Another member of a professorial mailing list I’m on asked whether Facebook may have violated the Video Privacy Protection Act of 1988. Nicknamed the “Bork Bill” (a newspaper published his video rental records during his confirmation hearings), the VPPA protects your privacy in the videos you rent and buy. Well, guess what? One of Facebook’s Beacon partners was Blockbuster, so some of the items that wound up in people’s news feeds were the names of videos they’d bought. Oops.

I dug a bit into the legalities of the issue, and this is roughly what I came up with: Facebook and Blockbuster should hunker down and prepare for the lawsuits. Their recent move to allowing a global opt-out may cut them off from accruing further liability, but there’s probably an overhang of damages facing them from their past mistakes.

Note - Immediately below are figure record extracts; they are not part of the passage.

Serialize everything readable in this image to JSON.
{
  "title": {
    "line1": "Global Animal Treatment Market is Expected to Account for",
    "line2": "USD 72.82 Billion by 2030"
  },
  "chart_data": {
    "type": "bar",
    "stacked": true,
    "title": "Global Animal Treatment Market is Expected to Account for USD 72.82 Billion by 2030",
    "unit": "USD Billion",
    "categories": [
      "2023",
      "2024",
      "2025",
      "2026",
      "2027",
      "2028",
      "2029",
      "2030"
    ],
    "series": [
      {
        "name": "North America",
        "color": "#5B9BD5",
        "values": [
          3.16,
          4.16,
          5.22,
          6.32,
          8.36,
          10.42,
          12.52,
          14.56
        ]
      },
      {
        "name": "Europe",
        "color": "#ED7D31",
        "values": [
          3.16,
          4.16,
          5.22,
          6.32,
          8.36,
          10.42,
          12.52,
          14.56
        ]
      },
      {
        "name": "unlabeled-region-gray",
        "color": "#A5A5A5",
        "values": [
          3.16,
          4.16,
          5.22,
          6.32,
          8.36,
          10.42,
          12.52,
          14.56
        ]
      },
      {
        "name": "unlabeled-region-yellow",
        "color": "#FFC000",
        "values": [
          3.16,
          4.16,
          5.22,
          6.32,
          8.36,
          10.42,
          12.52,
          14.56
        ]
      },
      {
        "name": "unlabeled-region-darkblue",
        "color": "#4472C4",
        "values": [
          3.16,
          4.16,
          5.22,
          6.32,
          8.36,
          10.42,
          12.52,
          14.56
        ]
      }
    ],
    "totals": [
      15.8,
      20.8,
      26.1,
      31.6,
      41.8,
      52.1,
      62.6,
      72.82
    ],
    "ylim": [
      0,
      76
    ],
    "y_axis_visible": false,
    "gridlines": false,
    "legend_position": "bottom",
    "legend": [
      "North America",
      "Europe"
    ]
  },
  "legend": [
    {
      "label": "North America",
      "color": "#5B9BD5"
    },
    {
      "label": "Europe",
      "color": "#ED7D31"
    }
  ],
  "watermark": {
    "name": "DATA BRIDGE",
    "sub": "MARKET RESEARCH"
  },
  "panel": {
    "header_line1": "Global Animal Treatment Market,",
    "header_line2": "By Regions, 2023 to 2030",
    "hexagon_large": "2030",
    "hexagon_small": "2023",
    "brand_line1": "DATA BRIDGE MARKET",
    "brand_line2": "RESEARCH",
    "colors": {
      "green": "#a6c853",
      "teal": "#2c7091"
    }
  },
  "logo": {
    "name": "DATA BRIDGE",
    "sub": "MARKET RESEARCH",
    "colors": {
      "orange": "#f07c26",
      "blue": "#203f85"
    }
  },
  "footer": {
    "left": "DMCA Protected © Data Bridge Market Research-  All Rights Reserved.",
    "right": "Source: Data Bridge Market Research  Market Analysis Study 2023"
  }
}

As usual with James, it’s a very detailed analysis; the discussion is also excellent.

Looking specifically at Blockbuster’s liability, there’s an interesting parallel to my as-yet-unanswered question in the thread about Beacon’s announcement of a global opt-out about whether Beacon caused advertisers to violate their privacy policies. In the web 2.0 world, the dependencies between software components mean that service providers (Facebook in this case) can put their customers (Blockbuster) at legal risk. As Google, Yahoo, Microsoft, Amazon, eBay, Facebook et. al. compete, it will be a major advantage to whoever first seizes the high ground by providing services and platforms that are noticeably less risky. In addition to the classic considerations like security and ability to deliver on service level agreements (SLAs), this will increasingly include considerations like well-thought-out policies — and getting and listening to a broad range of perspectives, including from privacy advocates, before launching new services.